Обычно веселый, неунывающий Елкин тогда притих, скрипя деревяшкой, вышел во двор, смотрел на озеро.
— Кончилась война, а люди от нее еще мрут. Не в бою, вишь, погибают. А как же?
Колька на пороге сенец сидел слушал.
— Колька, — обращался к нему Елкин. — Ты вот смышленый, Колька. Видел, как собаки дерутся аль зверье какое ни то. Поцапались и разбежались. Редко до смерти доходит. Почему же люди, Колька, мильенами друг дружку убивают? Все говорят; за хорошую жизнь. А за хорошую жизнь нешто можно человека убивать?
Елкин скрутил цигарку, сел на лавку:
— Крут ты, Колька, будешь головой, вижу. Потому, книжки с отцом вы всё читали. Возрастешь, крепко подумай, об чем я тебе говорю. Я ведь тоже убивал. — Елкин покрутил головой, горько усмехнулся. — Лезет ведь, варнак, за горло хватается. А я его — хрясь! — и крышка. Да разве я б его тронул? Но ты не лезь! Не лезь! — Елкин несколько раз стукнул кулаком по колену, будто бил того, кто лезет убивать за чужое добро.
Колька уставился в Елкина, а потом по-взрослому, баском заговорил:
— Хочешь, дядя Вася, знать, почему лезут?
— Ну, разъясни.
— Потому лезут, что не боятся.
— Вот уж верно! — хлопнул Елкин ладонями. — Ну и калган у тя, Колька.
— Вырасту, такие пушки придумаю, чтоб дальше стреляли, чем у злых людей.
Елкин, склонив голову и приоткрыв рот, с удивлением глядел на Кольку, а тот грозил кому-то кулачком вдаль.
— Вот полезь потом!
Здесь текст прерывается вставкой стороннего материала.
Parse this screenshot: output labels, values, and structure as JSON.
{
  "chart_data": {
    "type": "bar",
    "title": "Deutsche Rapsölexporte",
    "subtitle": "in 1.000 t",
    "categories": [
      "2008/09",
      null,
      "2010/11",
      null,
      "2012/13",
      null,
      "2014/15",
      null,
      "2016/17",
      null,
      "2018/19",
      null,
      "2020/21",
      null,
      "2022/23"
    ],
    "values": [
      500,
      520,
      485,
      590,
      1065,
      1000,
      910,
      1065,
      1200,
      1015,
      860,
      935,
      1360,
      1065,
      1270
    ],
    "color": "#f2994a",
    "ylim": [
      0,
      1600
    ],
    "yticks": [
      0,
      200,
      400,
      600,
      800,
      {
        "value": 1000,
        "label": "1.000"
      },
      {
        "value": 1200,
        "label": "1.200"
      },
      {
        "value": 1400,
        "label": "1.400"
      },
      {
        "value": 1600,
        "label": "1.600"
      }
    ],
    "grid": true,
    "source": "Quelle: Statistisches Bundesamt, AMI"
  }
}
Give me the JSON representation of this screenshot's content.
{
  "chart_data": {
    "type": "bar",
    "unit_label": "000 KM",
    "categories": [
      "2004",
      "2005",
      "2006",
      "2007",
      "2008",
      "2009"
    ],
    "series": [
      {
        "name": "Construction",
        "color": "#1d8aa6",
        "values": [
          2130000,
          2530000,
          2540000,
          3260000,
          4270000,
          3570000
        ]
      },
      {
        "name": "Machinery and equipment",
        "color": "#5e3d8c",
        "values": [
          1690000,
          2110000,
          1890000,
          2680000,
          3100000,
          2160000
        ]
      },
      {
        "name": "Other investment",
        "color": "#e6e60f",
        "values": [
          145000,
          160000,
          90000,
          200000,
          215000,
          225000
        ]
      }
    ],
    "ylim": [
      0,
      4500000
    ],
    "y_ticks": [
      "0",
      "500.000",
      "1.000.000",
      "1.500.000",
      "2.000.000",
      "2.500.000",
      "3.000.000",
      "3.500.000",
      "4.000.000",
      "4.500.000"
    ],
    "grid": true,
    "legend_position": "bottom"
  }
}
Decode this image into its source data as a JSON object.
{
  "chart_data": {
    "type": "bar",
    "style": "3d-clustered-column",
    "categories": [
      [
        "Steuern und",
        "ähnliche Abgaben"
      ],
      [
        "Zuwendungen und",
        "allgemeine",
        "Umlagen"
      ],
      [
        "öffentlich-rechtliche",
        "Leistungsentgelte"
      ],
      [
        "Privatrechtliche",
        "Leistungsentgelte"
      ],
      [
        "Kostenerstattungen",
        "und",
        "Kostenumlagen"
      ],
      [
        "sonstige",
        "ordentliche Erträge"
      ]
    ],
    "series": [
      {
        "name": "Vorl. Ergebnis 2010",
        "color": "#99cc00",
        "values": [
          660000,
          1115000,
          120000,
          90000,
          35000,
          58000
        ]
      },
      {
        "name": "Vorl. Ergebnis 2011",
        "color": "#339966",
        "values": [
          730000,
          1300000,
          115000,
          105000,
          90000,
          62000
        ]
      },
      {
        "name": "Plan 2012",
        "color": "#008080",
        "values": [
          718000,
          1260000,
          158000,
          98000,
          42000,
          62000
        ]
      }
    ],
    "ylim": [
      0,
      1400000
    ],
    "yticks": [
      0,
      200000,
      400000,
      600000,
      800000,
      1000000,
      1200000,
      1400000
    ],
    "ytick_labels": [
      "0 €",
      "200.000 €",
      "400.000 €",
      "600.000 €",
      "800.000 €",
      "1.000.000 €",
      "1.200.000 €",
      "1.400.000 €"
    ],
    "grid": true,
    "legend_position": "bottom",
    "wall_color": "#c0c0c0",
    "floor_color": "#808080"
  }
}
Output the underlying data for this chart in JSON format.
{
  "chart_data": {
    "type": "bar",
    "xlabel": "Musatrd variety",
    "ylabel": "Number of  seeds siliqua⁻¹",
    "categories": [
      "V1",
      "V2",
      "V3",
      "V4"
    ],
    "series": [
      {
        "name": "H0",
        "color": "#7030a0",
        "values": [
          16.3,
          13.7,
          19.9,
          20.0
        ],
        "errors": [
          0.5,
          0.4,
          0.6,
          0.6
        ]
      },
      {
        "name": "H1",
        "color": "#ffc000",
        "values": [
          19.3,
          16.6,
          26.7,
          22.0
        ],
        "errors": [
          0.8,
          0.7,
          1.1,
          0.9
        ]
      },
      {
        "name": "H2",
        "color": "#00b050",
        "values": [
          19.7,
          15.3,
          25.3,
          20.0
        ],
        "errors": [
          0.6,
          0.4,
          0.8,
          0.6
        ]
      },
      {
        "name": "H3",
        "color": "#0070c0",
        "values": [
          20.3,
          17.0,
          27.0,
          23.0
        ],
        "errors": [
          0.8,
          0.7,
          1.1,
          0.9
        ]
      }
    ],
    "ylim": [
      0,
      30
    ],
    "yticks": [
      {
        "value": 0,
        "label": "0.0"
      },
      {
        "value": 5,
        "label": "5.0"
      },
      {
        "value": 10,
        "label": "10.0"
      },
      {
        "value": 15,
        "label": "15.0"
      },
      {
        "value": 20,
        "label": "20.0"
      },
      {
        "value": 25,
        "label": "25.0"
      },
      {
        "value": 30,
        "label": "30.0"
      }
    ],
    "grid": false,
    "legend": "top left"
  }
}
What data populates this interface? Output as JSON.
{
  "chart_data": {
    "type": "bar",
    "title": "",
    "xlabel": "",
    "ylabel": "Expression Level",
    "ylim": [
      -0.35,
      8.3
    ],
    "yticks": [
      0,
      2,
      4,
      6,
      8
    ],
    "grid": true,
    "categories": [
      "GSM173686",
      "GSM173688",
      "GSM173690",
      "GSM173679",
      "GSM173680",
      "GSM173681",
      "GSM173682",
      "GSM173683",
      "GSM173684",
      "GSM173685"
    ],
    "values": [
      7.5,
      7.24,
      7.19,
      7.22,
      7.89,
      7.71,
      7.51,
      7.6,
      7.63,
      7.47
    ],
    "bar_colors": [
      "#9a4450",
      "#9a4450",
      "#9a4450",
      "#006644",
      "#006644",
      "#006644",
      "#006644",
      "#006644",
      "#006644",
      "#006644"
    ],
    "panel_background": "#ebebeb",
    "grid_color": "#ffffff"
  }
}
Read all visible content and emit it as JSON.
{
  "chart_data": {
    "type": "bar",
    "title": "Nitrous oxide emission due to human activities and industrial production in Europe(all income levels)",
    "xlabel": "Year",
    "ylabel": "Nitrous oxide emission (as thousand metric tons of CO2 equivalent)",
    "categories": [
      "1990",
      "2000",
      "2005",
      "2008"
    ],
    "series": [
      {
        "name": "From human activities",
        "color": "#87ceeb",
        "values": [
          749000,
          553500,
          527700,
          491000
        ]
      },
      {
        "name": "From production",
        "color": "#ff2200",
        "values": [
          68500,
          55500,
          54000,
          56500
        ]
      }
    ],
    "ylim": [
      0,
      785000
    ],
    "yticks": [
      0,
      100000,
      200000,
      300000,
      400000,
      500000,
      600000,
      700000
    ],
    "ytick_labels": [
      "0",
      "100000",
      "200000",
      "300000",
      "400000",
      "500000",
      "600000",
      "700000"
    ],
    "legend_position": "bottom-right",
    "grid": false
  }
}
Хрен полезешь!
— Только не злись, Колька, соленый воин. Злиться нехорошо.
— А я не буду. Я учиться буду и придумывать технику.
— Вот это так.
Елкин поднялся, оглядел подворье — ни курицы, ни поросенка.
— Да, живем, — забормотал Елкин, — что турецкие святые; все имущество — зерен да трубка. Эх, война, война, какую отрыжку дает, язва. — И поскрипел деревяшкой к калитке. — Смотри за отцом. Завтра приду.
…Сегодня, вернувшись с работы, Колька прошел в отгороженную досками вторую половину избы к отцу, спросил, как всегда:
— Ну как?
— Ничего, — сказал отец, а глаза улыбаются, соскучился. — Дух от тебя хороший, сенной.
Колька стоял с трухой в волосах, соглашался:
— Ага. Хочешь на двор? Звезды уж светят.
— Нет, — прошептал отец, и Колька испугался.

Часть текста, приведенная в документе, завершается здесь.